Une chose est sûr l’adaptation va être compliqué et je devine les critiques de certains d’ici… Mais je suis d’un autre côté confiante en Gondry et dans le casting qu’il a choisi. J’ai pu d’ailleurs relire le livre avec ce casting en tête et  je dois dire qu’il est  idéal. Rendez-vous en 2013, quand les mots prendront vie en image….

6/10
« L’Ecume des jours » est un livre à l’univers complètement fou et burlesque. Soit on aime beaucoup soit on déteste profondément. Si l’on arrive à aller au-delà du 1er degré et voir tout ce qu’il dénonce avec beaucoup de poésie, on ne peut qu’être sous le charme des mots de Boris Vian. Une lecture au 1er degré n’en fera qu’une histoire complètement absurde.

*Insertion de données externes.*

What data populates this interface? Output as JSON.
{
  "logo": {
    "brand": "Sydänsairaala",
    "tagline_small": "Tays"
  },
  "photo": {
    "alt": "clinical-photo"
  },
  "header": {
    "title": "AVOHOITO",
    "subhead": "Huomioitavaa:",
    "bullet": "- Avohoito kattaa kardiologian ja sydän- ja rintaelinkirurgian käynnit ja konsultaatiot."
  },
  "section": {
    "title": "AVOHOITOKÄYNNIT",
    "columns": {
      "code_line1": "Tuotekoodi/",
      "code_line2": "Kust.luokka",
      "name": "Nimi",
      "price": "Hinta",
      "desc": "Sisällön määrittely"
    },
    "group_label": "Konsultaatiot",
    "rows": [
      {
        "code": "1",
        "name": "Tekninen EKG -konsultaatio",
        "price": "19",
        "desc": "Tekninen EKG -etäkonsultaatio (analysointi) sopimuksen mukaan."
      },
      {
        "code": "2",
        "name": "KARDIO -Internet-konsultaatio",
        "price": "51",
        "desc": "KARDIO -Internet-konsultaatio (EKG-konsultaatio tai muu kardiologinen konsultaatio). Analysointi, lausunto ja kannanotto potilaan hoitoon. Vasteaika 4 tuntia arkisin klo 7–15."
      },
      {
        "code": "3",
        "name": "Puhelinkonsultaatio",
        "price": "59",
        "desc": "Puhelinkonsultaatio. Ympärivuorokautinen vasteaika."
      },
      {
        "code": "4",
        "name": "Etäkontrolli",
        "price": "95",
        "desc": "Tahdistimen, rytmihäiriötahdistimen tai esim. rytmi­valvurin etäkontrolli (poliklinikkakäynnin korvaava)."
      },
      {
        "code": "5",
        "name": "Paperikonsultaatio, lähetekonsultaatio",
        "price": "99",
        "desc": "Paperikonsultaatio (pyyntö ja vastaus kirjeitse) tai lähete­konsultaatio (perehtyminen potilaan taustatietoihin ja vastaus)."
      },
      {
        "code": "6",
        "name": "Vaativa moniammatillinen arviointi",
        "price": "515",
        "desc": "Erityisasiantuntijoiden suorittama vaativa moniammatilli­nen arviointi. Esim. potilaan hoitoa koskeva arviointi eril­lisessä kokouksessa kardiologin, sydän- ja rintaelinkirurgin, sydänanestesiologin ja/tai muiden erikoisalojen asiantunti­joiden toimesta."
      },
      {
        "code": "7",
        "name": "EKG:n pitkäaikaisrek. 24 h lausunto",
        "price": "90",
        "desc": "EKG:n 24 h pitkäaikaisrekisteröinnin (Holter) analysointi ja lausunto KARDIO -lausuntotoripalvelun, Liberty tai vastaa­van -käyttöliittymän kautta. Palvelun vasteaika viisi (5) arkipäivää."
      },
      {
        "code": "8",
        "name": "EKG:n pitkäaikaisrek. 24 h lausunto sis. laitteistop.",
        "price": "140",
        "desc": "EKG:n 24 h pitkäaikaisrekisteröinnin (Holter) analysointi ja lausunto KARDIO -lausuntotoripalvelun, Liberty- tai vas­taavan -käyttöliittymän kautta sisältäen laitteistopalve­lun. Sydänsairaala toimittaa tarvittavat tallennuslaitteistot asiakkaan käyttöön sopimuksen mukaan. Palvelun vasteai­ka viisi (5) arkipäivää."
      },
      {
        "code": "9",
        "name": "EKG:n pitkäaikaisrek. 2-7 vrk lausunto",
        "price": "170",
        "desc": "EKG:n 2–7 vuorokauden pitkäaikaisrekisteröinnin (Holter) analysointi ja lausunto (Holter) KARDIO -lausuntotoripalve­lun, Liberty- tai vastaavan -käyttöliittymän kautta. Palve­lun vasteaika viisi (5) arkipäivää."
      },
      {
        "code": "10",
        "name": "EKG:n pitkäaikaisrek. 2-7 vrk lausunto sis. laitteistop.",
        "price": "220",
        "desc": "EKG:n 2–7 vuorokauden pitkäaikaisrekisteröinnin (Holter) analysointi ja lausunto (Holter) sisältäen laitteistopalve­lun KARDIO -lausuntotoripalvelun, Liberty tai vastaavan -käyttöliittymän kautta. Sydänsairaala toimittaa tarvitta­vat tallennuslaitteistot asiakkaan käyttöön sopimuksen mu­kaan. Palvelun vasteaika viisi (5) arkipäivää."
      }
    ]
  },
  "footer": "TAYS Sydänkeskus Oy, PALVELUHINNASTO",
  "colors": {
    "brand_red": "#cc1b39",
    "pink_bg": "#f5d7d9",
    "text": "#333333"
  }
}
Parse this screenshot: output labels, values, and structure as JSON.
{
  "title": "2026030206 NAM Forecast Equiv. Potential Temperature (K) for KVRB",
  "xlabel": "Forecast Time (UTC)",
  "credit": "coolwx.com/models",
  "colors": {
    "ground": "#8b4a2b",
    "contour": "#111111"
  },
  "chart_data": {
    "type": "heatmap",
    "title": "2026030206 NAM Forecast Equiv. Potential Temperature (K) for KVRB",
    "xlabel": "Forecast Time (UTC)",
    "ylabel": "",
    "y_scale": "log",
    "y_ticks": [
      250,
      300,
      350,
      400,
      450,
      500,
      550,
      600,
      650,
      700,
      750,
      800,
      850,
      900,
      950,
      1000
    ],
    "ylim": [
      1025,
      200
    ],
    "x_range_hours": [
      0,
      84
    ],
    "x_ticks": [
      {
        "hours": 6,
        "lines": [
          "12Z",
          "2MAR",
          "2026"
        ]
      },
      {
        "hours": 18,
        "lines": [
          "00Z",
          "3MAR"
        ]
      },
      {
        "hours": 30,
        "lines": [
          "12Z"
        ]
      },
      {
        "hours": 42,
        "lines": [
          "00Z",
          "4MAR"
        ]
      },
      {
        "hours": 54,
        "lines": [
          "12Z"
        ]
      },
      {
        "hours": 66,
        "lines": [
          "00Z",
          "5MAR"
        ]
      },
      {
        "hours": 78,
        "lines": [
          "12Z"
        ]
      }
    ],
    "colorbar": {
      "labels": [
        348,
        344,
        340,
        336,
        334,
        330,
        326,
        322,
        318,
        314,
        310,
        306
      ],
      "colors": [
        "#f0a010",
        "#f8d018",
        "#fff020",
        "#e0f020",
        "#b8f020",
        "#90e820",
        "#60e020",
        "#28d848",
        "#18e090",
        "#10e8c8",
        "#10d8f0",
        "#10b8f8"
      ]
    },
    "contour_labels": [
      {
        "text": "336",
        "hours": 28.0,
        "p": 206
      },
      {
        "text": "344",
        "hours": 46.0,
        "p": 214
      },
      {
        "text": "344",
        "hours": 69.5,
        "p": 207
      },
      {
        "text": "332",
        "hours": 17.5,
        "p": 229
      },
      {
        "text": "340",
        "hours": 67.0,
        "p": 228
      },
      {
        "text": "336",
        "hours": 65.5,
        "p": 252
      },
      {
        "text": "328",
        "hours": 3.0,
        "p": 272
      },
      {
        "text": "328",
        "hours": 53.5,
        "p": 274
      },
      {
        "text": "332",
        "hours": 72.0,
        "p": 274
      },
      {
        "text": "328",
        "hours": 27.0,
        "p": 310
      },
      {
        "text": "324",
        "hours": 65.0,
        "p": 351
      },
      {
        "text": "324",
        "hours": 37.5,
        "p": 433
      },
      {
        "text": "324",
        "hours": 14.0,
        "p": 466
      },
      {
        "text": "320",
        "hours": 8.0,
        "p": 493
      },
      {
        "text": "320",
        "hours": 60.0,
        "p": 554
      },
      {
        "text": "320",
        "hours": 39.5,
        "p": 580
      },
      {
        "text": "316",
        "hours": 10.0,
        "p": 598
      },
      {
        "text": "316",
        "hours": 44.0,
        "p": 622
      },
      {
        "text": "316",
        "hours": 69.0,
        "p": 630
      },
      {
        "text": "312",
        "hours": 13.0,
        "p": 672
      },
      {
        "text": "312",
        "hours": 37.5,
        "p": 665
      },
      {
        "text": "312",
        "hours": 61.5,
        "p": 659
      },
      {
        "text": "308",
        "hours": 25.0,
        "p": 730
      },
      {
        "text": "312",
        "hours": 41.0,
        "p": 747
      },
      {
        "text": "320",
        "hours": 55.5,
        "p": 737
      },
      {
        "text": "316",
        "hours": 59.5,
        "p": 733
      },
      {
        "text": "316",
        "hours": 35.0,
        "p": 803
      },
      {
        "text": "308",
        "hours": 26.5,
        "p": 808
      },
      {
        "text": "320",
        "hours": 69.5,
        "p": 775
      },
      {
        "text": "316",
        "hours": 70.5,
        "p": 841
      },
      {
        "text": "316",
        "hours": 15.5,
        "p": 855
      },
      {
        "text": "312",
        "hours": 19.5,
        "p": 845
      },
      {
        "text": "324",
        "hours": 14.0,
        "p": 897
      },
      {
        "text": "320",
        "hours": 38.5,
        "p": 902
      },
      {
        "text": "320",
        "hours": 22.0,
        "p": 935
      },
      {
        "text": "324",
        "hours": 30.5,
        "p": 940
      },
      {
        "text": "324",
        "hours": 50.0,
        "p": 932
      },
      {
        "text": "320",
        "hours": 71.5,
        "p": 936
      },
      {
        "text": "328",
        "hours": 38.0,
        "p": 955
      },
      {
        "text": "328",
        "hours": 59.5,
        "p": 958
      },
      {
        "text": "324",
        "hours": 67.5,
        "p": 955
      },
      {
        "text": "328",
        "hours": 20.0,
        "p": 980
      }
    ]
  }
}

Morceaux choisis / Citations :

« Ne me remercie pas, dit Colin. Cee qui m’intéresse, ce n’est pas le bonheur de tous les hommes, c’est celui de chacun. »
« Alise regarda Colin avec tendresse. Il était si gentil qu’on voyait ses pensées, bleues et mauves, s’agiter dans les veines de ses mains fines. »
« Ce que je veux dire, c’est qu’ils travaillent pour vivre au lieu de travailler à construire des machines qui les feraient vivre sans travailler. »
« Patre s’était levé et présentait au public des échantillons de vomi empaillé. »
« Il n’était plus tenaillé par l’inquiétude de ces derniers jours et se sentait le cœur en forme d’orange. »
« Le professeur tourna le bouton. La lumière s’enfuit de la pièce en un torrent clair qui disparut sous la porte et dans un trou d’aération disposé au dessus de la machine et l’écran s’éclaira peu à peu. »
« C’est exactement le goût du blues, dit il, de ce blues là-même. »
 « Les livres étaient classés par ordre alphabétique mais le marchand ne savait pas bien l’alphabet »
« Le plus clair de mon temps, dit Colin, je le passe à l’obscurcir. »
« On se rappelle beaucoup mieux les bons moments, alors à quoi servent les mauvais ? »
« - Vous n’aimez pas le travail ? dit l’antiquitaire
-       c’est horrible, dit Colin. Ca rabaisse l’homme au rang de la machine. »
« Il montait des tas de marches, il était très mal reçu. On lui lançait à la tête des objets lourds et blessants, et des mots durs et pointus. »
« Je devrais vous conseiller de vous adresser à Dieu, mais j’ai peur que pour une si faible somme ce ne soit contre indiqué de le déranger. »

Adapté au cinéma par Michel Gondry la sortie est prévue en 2013
avec Romain Duris, Audrey Tautou, Gad Elmaleh et Omar Sy
Quelques images ici


A noter qu'il a déjà été adapté en 1968 par Charles Belmont
avec Jacques Perrin, Marie-France Pisier, Sami Frey, Alexandra Stewart, Annie Buron, Bernard Fresson.